JJ’s staff snuffed out candles and turned off the stove as the restaurant filled with natural gas, but two pilot lights were still on when the popular Kansas City nightspot erupted in a fatal explosion, according to a new report.

The joint report from the Kansas City police and fire departments, as well as the federal Bureau of Alcohol, Tobacco, Firearms and Explosives, does not directly attribute the cause of the explosion to a pilot light, but the area of origin was listed as “cooking area, kitchen.” A fire department spokesman declined to draw conclusions or elaborate.

“Because the investigation is ongoing,” said Capt. James Garrett, “we are going to decline comment. As far as the specifics in the report, they are what they are.”

The Feb. 19 blast, which killed one and injured 15 others, occurred more than an hour after a contractor working in the area called 911 to report he’d hit a gas line near the restaurant.

According to the report released Wednesday, firefighters arriving on the scene before the explosion said they instructed JJ’s workers to extinguish flames on the candles, stove and water heater.
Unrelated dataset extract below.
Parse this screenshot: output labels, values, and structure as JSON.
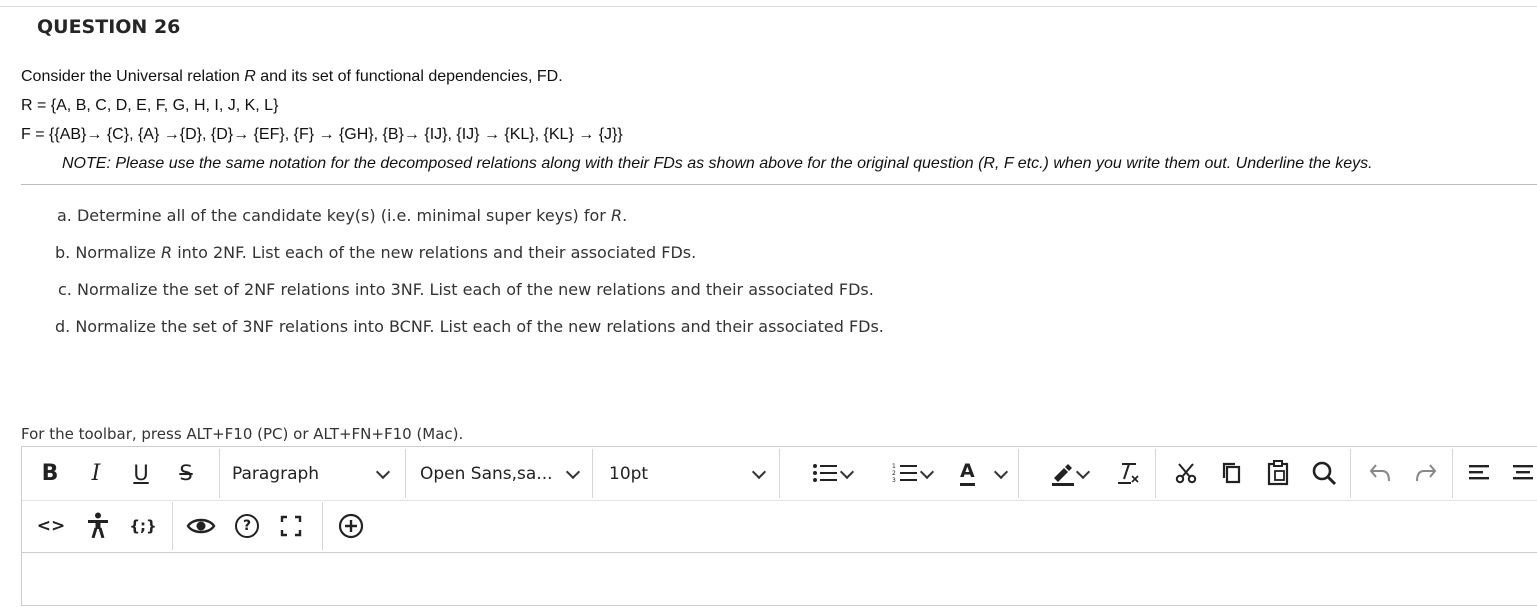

The day after the blast, fire investigator Thomas Kievlan confirmed that when he interviewed a restaurant manager, whom the report doesn’t name.

“I asked him if they got all the flames out,” Kievlan wrote in the report, “and he said they only put the candles out and (turned) the stove off but did not turn out the pilot lights for the stove or hot water heater.”
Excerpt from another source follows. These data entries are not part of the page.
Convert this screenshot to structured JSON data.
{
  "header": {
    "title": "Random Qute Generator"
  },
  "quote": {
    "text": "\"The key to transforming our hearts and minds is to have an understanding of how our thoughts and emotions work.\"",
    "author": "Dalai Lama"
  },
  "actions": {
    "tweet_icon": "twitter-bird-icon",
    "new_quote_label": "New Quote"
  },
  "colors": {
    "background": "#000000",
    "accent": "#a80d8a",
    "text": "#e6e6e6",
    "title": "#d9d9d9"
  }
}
JJ’s owners could not be reached for comment.

Efforts to fight the fire are recounted in detail, but beyond the mentions of the pilot lights, it is sketchy on the events leading up to the explosion.

A more comprehensive investigation by the Missouri Public Service Commission and the federal Occupational Health and Safety Administration is expected to provide more answers so that the public can “fully understand” the events that led to the explosion, Kievlan said in Wednesday’s report.

The broader report is not expected for several months.

Questions have been raised about the length of time it took for the fire department and Missouri Gas Energy to urge people in the area to evacuate after the gas leak was reported at 4:54 that afternoon. Witnesses reported the strong smell of gas about that time, but firefighters deferred a decision on evacuation to the gas company. The company’s workers did not instruct people to leave the restaurant until 5:50 p.m., MGE’s chief operating officer, Rob Hack, said the day after the blast.

The explosion came 14 minutes later, at 6:04.

The report does not touch on the evacuation procedure, nor does it address why it took MGE until 8 p.m. to shut off the gas in the area, some two hours after the explosion. Instead of using easily accessible valves, which are required by state law, the company instead dug holes to find a valve in one location and squeeze shut the plastic pipe in another.

Firefighters arriving on the scene that evening found very little of the building still standing and flames leaping up to 100 feet in the air, the report said. Before the blaze was put out, more than 50 fire vehicles were on the scene.

Server Megan Cramer died when the roof collapsed on her, the report said. Her body was found in the rubble the day after the fire.